4. The intelligent water circulation system according to claim 2, wherein the automatic feeding assembly comprises a feeder, a sampler and a water quality detector, the feeder is used for feeding feed into the culture tank, the sampler is used for acquiring a sampled water body in the culture tank, and the water quality detector is used for detecting the water quality of the sampled water body.

5. The intelligent water circulation system according to claim 1, wherein the filter tank comprises a beneficial bacteria cultivating barrel, a filter tank group and a solid manure tank; the beneficial bacterium culture barrel is communicated with the filter tank group; one end of the filter tank group is connected with a water outlet pipe of the culture tank, and the bottom of the other end of the filter tank group is communicated with the solid manure tank.

6. The intelligent circulating water system as claimed in claim 5, wherein the filter tank set comprises at least three filter tanks, wherein filter weirs are arranged at two ends of each filter tank at the middle position, and the filter weirs are communicated with all the filter tanks in the filter tank set; a filtering device is arranged in the filtering tank and is used for filtering sewage; an overflow groove is formed in the top of one end of the filter groove and communicated with the beneficial bacteria decomposition pool.

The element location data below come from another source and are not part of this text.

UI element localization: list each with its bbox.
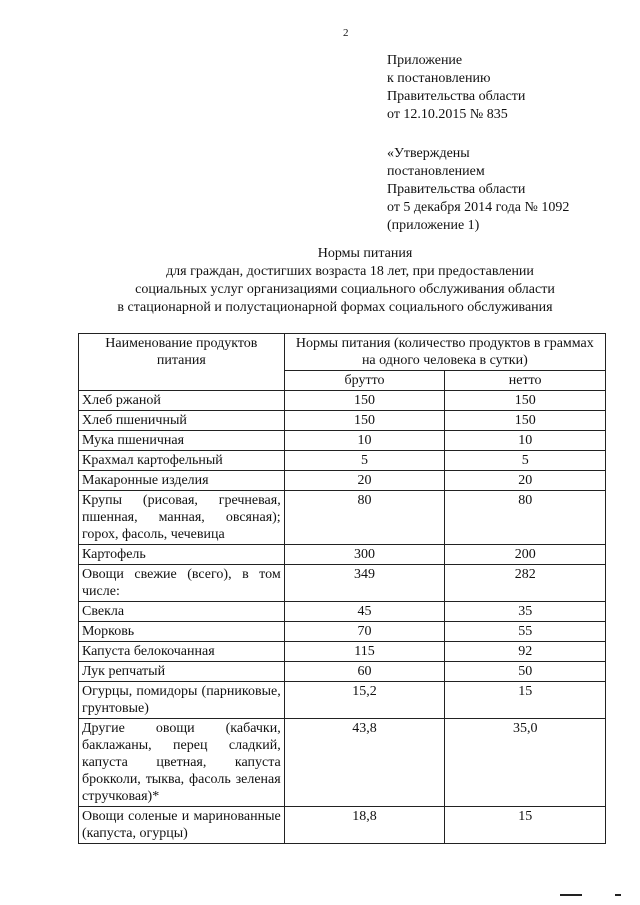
- product-name-cell: Мука пшеничная: [79, 431, 285, 451]
- product-name-cell: Другие овощи (кабачки, баклажаны, перец сладкий, капуста цветная, капуста брокколи, тыква, фасоль зеленая стручковая)*: [79, 719, 285, 807]
- net-value-cell: 150: [445, 411, 606, 431]
- product-name-cell: Огурцы, помидоры (парниковые, грунтовые): [79, 682, 285, 719]
- approved-line: постановлением: [387, 164, 485, 179]
- net-value-cell: 10: [445, 431, 606, 451]
- approved-line: Правительства области: [387, 182, 526, 197]
- table-row: [79, 431, 606, 451]
- product-name-cell: Крупы (рисовая, гречневая, пшенная, манная, овсяная); горох, фасоль, чечевица: [79, 491, 285, 545]
- gross-value-cell: 349: [284, 565, 445, 602]
- net-value-cell: 92: [445, 642, 606, 662]
- annex-line: Правительства области: [387, 89, 526, 104]
- approved-line: (приложение 1): [387, 218, 480, 233]
- table-header-row: [79, 334, 606, 371]
- table-row: [79, 471, 606, 491]
- product-name-cell: Морковь: [79, 622, 285, 642]
- product-name-cell: Капуста белокочанная: [79, 642, 285, 662]
- table-row: [79, 602, 606, 622]
- gross-value-cell: 45: [284, 602, 445, 622]
- gross-value-cell: 300: [284, 545, 445, 565]
- product-name-cell: Крахмал картофельный: [79, 451, 285, 471]
- product-name-cell: Хлеб пшеничный: [79, 411, 285, 431]
- product-name-cell: Овощи соленые и маринованные (капуста, огурцы): [79, 807, 285, 844]
- header-norms: Нормы питания (количество продуктов в граммах на одного человека в сутки): [284, 334, 605, 371]
- gross-value-cell: 5: [284, 451, 445, 471]
- table-row: [79, 642, 606, 662]
- gross-value-cell: 43,8: [284, 719, 445, 807]
- table-row: [79, 545, 606, 565]
- gross-value-cell: 60: [284, 662, 445, 682]
- page-number: 2: [343, 27, 349, 39]
- gross-value-cell: 115: [284, 642, 445, 662]
- product-name-cell: Свекла: [79, 602, 285, 622]
- annex-line: от 12.10.2015 № 835: [387, 107, 508, 122]
- net-value-cell: 282: [445, 565, 606, 602]
- product-name-cell: Картофель: [79, 545, 285, 565]
- product-name-cell: Овощи свежие (всего), в том числе:: [79, 565, 285, 602]
- nutrition-norms-table: [78, 333, 606, 844]
- page-edge-mark: [560, 894, 582, 896]
- table-row: [79, 719, 606, 807]
- net-value-cell: 5: [445, 451, 606, 471]
- table-row: [79, 411, 606, 431]
- net-value-cell: 80: [445, 491, 606, 545]
- product-name-cell: Макаронные изделия: [79, 471, 285, 491]
- table-body: [79, 391, 606, 844]
- header-product-name: Наименование продуктов питания: [79, 334, 285, 391]
- approved-block: [387, 145, 569, 235]
- table-row: [79, 451, 606, 471]
- annex-line: Приложение: [387, 53, 463, 68]
- net-value-cell: 20: [445, 471, 606, 491]
- gross-value-cell: 150: [284, 411, 445, 431]
- title-line: социальных услуг организациями социального обслуживания области: [135, 282, 555, 297]
- table-row: [79, 565, 606, 602]
- net-value-cell: 150: [445, 391, 606, 411]
- gross-value-cell: 80: [284, 491, 445, 545]
- gross-value-cell: 18,8: [284, 807, 445, 844]
- gross-value-cell: 20: [284, 471, 445, 491]
- table-row: [79, 391, 606, 411]
- table-row: [79, 491, 606, 545]
- product-name-cell: Хлеб ржаной: [79, 391, 285, 411]
- gross-value-cell: 15,2: [284, 682, 445, 719]
- gross-value-cell: 70: [284, 622, 445, 642]
- net-value-cell: 50: [445, 662, 606, 682]
- table-row: [79, 622, 606, 642]
- net-value-cell: 35,0: [445, 719, 606, 807]
- title-line: Нормы питания: [317, 246, 413, 261]
- header-gross: брутто: [284, 371, 445, 391]
- annex-block: [387, 52, 525, 124]
- table-row: [79, 807, 606, 844]
- gross-value-cell: 150: [284, 391, 445, 411]
- net-value-cell: 55: [445, 622, 606, 642]
- gross-value-cell: 10: [284, 431, 445, 451]
- product-name-cell: Лук репчатый: [79, 662, 285, 682]
- net-value-cell: 200: [445, 545, 606, 565]
- net-value-cell: 15: [445, 807, 606, 844]
- approved-line: от 5 декабря 2014 года № 1092: [387, 200, 570, 215]
- approved-line: «Утверждены: [387, 146, 470, 161]
- table-row: [79, 682, 606, 719]
- table-row: [79, 662, 606, 682]
- title-line: в стационарной и полустационарной формах социального обслуживания: [117, 300, 553, 315]
- document-title: [0, 245, 640, 317]
- net-value-cell: 35: [445, 602, 606, 622]
- annex-line: к постановлению: [387, 71, 491, 86]
- title-line: для граждан, достигших возраста 18 лет, при предоставлении: [166, 264, 534, 279]
- header-net: нетто: [445, 371, 606, 391]
- net-value-cell: 15: [445, 682, 606, 719]
- page-edge-mark: [615, 894, 621, 896]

7. The intelligent water circulation system according to claim 1, wherein the vegetable planting area comprises a plurality of planting grooves arranged in a row, the planting grooves are arranged obliquely, a water inlet pipe is arranged at the high end of each planting groove, a water outlet pipe is arranged at the low end of each planting groove, and the water outlet pipe is communicated with all the planting grooves.

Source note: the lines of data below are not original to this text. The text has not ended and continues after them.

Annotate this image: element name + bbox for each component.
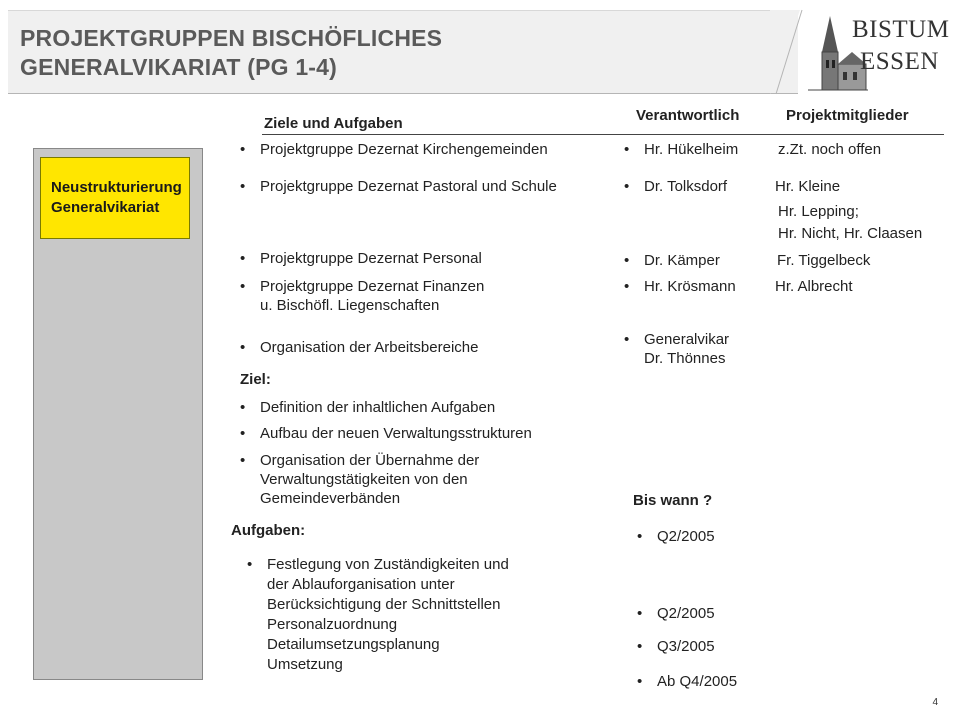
bullet-icon: • xyxy=(240,178,246,195)
responsible-item xyxy=(624,277,736,296)
aufgaben-text: Umsetzung xyxy=(267,656,343,673)
responsible-item xyxy=(624,140,738,159)
member-text: Fr. Tiggelbeck xyxy=(777,252,871,269)
bullet-icon: • xyxy=(240,452,246,469)
bullet-icon: • xyxy=(624,252,630,269)
header-goals: Ziele und Aufgaben xyxy=(264,115,403,132)
bullet-icon: • xyxy=(637,605,643,622)
group-item xyxy=(240,338,478,357)
ziel-item xyxy=(240,398,495,417)
aufgaben-heading: Aufgaben: xyxy=(231,522,306,539)
deadline-text: Q3/2005 xyxy=(657,638,715,655)
bistum-essen-logo xyxy=(808,12,954,96)
responsible-text-continued: Dr. Thönnes xyxy=(644,350,726,367)
bullet-icon: • xyxy=(624,141,630,158)
bullet-icon: • xyxy=(240,399,246,416)
responsible-text: Dr. Kämper xyxy=(644,252,720,269)
section-label-line-2: Generalvikariat xyxy=(51,199,160,216)
deadline-item xyxy=(637,637,715,656)
group-item xyxy=(240,140,548,159)
group-text: Projektgruppe Dezernat Pastoral und Schule xyxy=(260,178,557,195)
member-text: z.Zt. noch offen xyxy=(778,141,882,158)
bullet-icon: • xyxy=(240,339,246,356)
ziel-text: Definition der inhaltlichen Aufgaben xyxy=(260,399,496,416)
responsible-text: Generalvikar xyxy=(644,331,730,348)
page-title xyxy=(20,24,442,82)
ziel-text-continued: Verwaltungstätigkeiten von den xyxy=(260,471,468,488)
page-number: 4 xyxy=(932,697,938,708)
ziel-item xyxy=(240,451,479,508)
header-members: Projektmitglieder xyxy=(786,107,909,124)
title-line-2: GENERALVIKARIAT (PG 1-4) xyxy=(20,54,338,80)
ziel-text: Organisation der Übernahme der xyxy=(260,452,480,469)
aufgaben-text: Festlegung von Zuständigkeiten und xyxy=(267,556,509,573)
member-text: Hr. Albrecht xyxy=(775,278,853,295)
ziel-item xyxy=(240,424,532,443)
responsible-item xyxy=(624,177,727,196)
group-text: Organisation der Arbeitsbereiche xyxy=(260,339,479,356)
aufgaben-text: der Ablauforganisation unter xyxy=(267,576,455,593)
logo-line-1: BISTUM xyxy=(852,16,950,43)
bullet-icon: • xyxy=(637,528,643,545)
section-label-line-1: Neustrukturierung xyxy=(51,179,182,196)
deadline-heading: Bis wann ? xyxy=(633,492,713,509)
bullet-icon: • xyxy=(240,278,246,295)
group-text: Projektgruppe Dezernat Personal xyxy=(260,250,482,267)
aufgaben-text: Personalzuordnung xyxy=(267,616,398,633)
responsible-text: Hr. Hükelheim xyxy=(644,141,739,158)
responsible-text: Hr. Krösmann xyxy=(644,278,736,295)
bullet-icon: • xyxy=(624,331,630,348)
bullet-icon: • xyxy=(240,141,246,158)
member-text: Hr. Nicht, Hr. Claasen xyxy=(778,225,923,242)
bullet-icon: • xyxy=(624,278,630,295)
group-item xyxy=(240,177,557,196)
bullet-icon: • xyxy=(624,178,630,195)
deadline-item xyxy=(637,672,737,691)
deadline-item xyxy=(637,527,715,546)
deadline-text: Q2/2005 xyxy=(657,605,715,622)
deadline-text: Ab Q4/2005 xyxy=(657,673,738,690)
group-text: Projektgruppe Dezernat Kirchengemeinden xyxy=(260,141,548,158)
responsible-item xyxy=(624,251,720,270)
bullet-icon: • xyxy=(240,425,246,442)
aufgaben-text: Berücksichtigung der Schnittstellen xyxy=(267,596,501,613)
header-divider xyxy=(262,134,944,135)
bullet-icon: • xyxy=(247,556,253,573)
bullet-icon: • xyxy=(240,250,246,267)
ziel-text-continued: Gemeindeverbänden xyxy=(260,490,401,507)
section-label-box xyxy=(40,157,190,239)
deadline-text: Q2/2005 xyxy=(657,528,715,545)
ziel-text: Aufbau der neuen Verwaltungsstrukturen xyxy=(260,425,532,442)
bullet-icon: • xyxy=(637,673,643,690)
responsible-text: Dr. Tolksdorf xyxy=(644,178,728,195)
aufgaben-text: Detailumsetzungsplanung xyxy=(267,636,440,653)
aufgaben-item xyxy=(247,555,509,675)
logo-line-2: ESSEN xyxy=(860,48,939,75)
title-line-1: PROJEKTGRUPPEN BISCHÖFLICHES xyxy=(20,25,443,51)
member-text: Hr. Kleine xyxy=(775,178,841,195)
group-text: Projektgruppe Dezernat Finanzen xyxy=(260,278,485,295)
ziel-heading: Ziel: xyxy=(240,371,271,388)
deadline-item xyxy=(637,604,715,623)
header-responsible: Verantwortlich xyxy=(636,107,740,124)
group-item xyxy=(240,277,484,315)
group-text-continued: u. Bischöfl. Liegenschaften xyxy=(260,297,440,314)
member-text: Hr. Lepping; xyxy=(778,203,859,220)
responsible-item xyxy=(624,330,729,368)
group-item xyxy=(240,249,482,268)
bullet-icon: • xyxy=(637,638,643,655)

8. The intelligent water circulation system of claim 7, wherein the planting tank comprises: the device comprises a tank body, a cutter cloth, a planting foam board, a steel plate and an iron net; a planting foam plate is laid on the tank body, the iron net is wound on the outer side of the tank body, a water outlet is formed in the lower end of the tank body, a steel plate is arranged at the water outlet, and the water outlet is connected with the water outlet pipe; the planting foam board is provided with a plurality of planting holes, and the cutting cloth is wound around the periphery of the planting foam board.

9. The intelligent water circulation system according to claim 1, wherein the water collection area is in an inverted trapezoid shape, a water pump is arranged at the bottom of the water collection area, and the water pump is connected with the ultraviolet pool.

10. The intelligent water circulation system as claimed in claim 1, wherein a UV germicidal lamp is disposed above the UV germicidal tank.